Il contient une quarantaine de page, s’appuie sur les dernières données 2011 de l’Insee et liste 20 propositions. C’est le rapport produit par Christian Janin et Yves Hinnekint. Le premier a participé à la création de CléA, le certificat inter­professionnel de connaissances et de compétences professionnelles, et le second est l’ancien directeur général d’Opcalia, collecteur des cotisations annuelles des entreprises au titre de la formation professionnelle continue des salariés. Les deux hommes étaient donc en terrain presque connu pour aborder leur mission : restructurer la lutte contre l’illettrisme.

La première enquête Information et vie quotidienne (IVQ), comportant un module de détection de l’illettrisme, a été lancée par l’Insee en 2004. Les résultats obtenus en 2006 faisaient état de 3 100 000 personnes confrontées à l’illettrisme en France. Une nouvelle enquête conduite par l’Insee en 2011, avec une méthodologie comparable, en recensait 2 500 000. Globalement, le nombre de personnes confrontées à l’illettrisme a régressé de 20 % en France entre 2004 et 2011. Si Yves Hinnekint regrette qu’une enquête IVQ n’ait pas été réalisée depuis (en réaliser d’autres sera une des propositions du rapport), il ne doute pas que l’illettrisme a continué de diminuer depuis 2011. « Il ne s’agit pas de remettre en cause la lutte contre l’illettrisme. Les initiatives que nous avons pu constater sur le terrain sont très intéressantes. Notre but est d’intensifier cette lutte et de faire plus et mieux car le nombre des personnes concernées reste trop important », déclare-t-il.

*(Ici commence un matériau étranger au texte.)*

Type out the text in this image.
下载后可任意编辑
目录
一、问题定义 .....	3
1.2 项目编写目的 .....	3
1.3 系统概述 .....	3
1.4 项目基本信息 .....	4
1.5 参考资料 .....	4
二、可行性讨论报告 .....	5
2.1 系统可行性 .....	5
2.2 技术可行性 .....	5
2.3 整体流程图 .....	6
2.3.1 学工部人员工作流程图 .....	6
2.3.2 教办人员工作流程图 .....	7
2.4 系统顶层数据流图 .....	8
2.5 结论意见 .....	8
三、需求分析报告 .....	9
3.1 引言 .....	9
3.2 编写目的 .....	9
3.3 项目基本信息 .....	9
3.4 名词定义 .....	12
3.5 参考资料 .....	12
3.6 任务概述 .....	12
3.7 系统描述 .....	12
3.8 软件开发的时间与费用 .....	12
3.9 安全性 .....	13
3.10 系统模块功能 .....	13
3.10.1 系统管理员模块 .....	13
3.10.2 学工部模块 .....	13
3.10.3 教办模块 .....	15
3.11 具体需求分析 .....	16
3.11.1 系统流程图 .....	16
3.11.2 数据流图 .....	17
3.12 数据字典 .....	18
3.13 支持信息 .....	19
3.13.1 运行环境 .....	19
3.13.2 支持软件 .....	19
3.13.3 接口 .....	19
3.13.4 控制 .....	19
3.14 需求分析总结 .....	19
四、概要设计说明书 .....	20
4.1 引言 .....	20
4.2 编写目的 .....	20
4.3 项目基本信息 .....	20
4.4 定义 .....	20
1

Les propositions de la mission, fondées sur l’audition de plus de 150 personnes ainsi que sur les résultats d’un questionnaire qualitatif auquel ont répondu de nombreux acteurs publics et privés dont 138 entreprises s’articulent autour de quatre axes. Le premier est de nommer l’illettrisme et mesurer les résultats. Le deuxième est de mettre en place une stratégie d’accompagnement adéquate pour chaque personne en situation d’illettrisme. Le troisième vise l’entreprise. Il s’agit de mettre en évidence les coûts de l’illettrisme et accompagner les salariés pour s’en sortir. « Aujourd’hui, nous sommes amenés à changer de travail plusieurs fois au cours de notre vie professionnelle. En cas de crise et de difficultés économiques, nous devons rebondir. Pour que cela soit possible, il faut anticiper, détecter l’illettrisme et faire en sorte que la personne illettrée puisse retrouver un emploi. » Le quatrième et dernier axe consiste à tirer pour l’avenir les conséquences de ces propositions en matière de gouvernance.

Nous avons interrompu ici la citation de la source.